I hated my body for most of my life. It was an immense source of shame and self-loathing, and one of the primary contributors towards my history of people deciding to abuse me (or at least - that was my cognitive distortion). It was one of the driving factors behind some really dreadful and devastating self harm that I’ve engaged in for years and years.
It’s a pretty awful way to live.
In my case, my brain used dissociation to help me cope with it - I wouldn’t actually see my body if I looked in the mirror, and I wouldn’t see myself when I was in the shower. I couldn’t go swimming for about 20 years or have a bath (despite being immersed being one of the most effective ways for me to get calm and grounded) because of how exposed my body would be, and how difficult it made it for me to avoid it. Intimacy was very often an exercise in self-loathing.
That’s a lot. Especially since, like my brain, my body has been working overtime all my life to keep me safe.

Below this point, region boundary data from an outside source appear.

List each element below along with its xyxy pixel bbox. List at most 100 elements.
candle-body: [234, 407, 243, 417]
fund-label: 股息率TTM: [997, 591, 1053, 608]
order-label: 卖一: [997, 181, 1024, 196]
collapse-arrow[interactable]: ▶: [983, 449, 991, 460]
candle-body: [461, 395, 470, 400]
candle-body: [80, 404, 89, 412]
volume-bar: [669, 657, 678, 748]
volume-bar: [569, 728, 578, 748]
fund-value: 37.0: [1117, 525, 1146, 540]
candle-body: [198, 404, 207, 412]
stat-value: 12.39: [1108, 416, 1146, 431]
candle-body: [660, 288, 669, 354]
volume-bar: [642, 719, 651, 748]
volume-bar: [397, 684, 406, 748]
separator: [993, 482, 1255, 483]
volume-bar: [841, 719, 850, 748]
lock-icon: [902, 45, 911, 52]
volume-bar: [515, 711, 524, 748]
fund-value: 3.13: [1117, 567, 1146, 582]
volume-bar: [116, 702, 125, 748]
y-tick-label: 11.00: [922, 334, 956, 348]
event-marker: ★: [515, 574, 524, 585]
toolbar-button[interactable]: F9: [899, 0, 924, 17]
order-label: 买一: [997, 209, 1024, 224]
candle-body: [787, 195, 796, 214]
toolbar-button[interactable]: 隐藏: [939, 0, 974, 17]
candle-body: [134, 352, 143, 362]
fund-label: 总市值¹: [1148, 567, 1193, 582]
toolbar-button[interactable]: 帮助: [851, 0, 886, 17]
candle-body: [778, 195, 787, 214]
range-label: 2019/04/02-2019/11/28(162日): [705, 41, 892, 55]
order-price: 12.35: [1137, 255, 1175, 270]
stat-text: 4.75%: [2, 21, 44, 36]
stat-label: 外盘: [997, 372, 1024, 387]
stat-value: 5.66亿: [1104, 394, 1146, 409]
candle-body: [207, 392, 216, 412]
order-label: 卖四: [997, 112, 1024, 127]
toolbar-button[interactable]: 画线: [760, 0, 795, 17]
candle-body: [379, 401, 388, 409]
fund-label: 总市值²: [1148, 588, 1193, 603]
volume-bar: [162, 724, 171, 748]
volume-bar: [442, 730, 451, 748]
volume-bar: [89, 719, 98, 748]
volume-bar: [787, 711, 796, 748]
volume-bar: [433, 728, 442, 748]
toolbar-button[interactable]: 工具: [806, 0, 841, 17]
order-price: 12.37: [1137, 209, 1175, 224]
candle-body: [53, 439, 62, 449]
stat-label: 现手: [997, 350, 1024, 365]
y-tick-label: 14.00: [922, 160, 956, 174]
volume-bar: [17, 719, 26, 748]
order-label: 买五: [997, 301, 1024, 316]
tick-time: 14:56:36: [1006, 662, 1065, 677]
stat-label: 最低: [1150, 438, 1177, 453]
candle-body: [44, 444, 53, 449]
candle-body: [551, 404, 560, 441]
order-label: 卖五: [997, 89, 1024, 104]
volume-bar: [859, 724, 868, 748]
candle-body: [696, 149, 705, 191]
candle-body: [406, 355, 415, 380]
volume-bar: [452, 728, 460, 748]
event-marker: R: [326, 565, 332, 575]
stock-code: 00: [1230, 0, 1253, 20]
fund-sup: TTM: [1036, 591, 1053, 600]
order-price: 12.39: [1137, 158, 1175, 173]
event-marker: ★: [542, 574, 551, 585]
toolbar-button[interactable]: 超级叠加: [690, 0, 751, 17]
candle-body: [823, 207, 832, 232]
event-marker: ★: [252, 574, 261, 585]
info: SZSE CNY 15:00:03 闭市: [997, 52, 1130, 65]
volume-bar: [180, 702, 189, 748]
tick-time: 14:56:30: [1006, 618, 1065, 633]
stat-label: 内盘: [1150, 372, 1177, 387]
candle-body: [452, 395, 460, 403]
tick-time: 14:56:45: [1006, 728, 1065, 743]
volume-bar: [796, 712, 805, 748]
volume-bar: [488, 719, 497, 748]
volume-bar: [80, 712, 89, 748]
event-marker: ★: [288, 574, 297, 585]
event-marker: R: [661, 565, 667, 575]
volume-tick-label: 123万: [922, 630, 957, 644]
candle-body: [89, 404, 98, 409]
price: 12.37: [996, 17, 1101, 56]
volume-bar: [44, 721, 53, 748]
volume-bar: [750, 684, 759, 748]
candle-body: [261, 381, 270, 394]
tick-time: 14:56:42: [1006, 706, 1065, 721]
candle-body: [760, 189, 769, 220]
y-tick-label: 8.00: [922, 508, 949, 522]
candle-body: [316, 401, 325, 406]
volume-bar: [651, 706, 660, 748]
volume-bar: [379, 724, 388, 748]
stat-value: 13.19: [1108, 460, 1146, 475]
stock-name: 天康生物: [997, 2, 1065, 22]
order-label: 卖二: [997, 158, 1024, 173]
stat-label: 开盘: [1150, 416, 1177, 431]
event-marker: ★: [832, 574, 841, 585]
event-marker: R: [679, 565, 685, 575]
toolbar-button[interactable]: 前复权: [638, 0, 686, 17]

I started yoga, and returned to boxing. I switched to a trauma-informed yoga group I had access to. It wasn’t the yoga or boxing specifically that helped - it was deliberately doing things that made my body feel good, and work exceptionally well.
And I hit the issue head on in therapy - a combination of gratitude and radical acceptance mostly for this issue.
There are 2 truths I learned to embrace:
(1) all sorts of bodies get abused, and most often, the physical basics of the body are not what make the victim vulnerable (learning about the rates of sexual abuse among people living with profound physical disabilities helped me put the reality in perspective for me there). Victimisation has very little to do with the type of genitals that sit between my legs.
(2) my body is amazing. It really is. Learning about it. Learning what it can do. Learning what it has been doing all these years to get me through life-threatening trauma. Paying attention to the things it does for me that get me through the day (like right now - all these complex ideas, I’m communicating to a person on the other side of the world by moving my 2 thumbs with speed and amazing precision - looking at those thumbs dance, that’s crazy cool!). Learning about the things that make my body feel good. Learning about how to look after my body.
Human bodies are extraordinary and they all unique. Actually, our physical self is not the reason we were abused, even though it’s much safer to blame our body than our abuser. Your body is exceptional. It’s keeping you alive, it’s keeping you safe, and further along in your recovery, it’s going to be the thing that allows you to experience pure joy and fulfilment.
So, I hear you. It won’t always feel like this.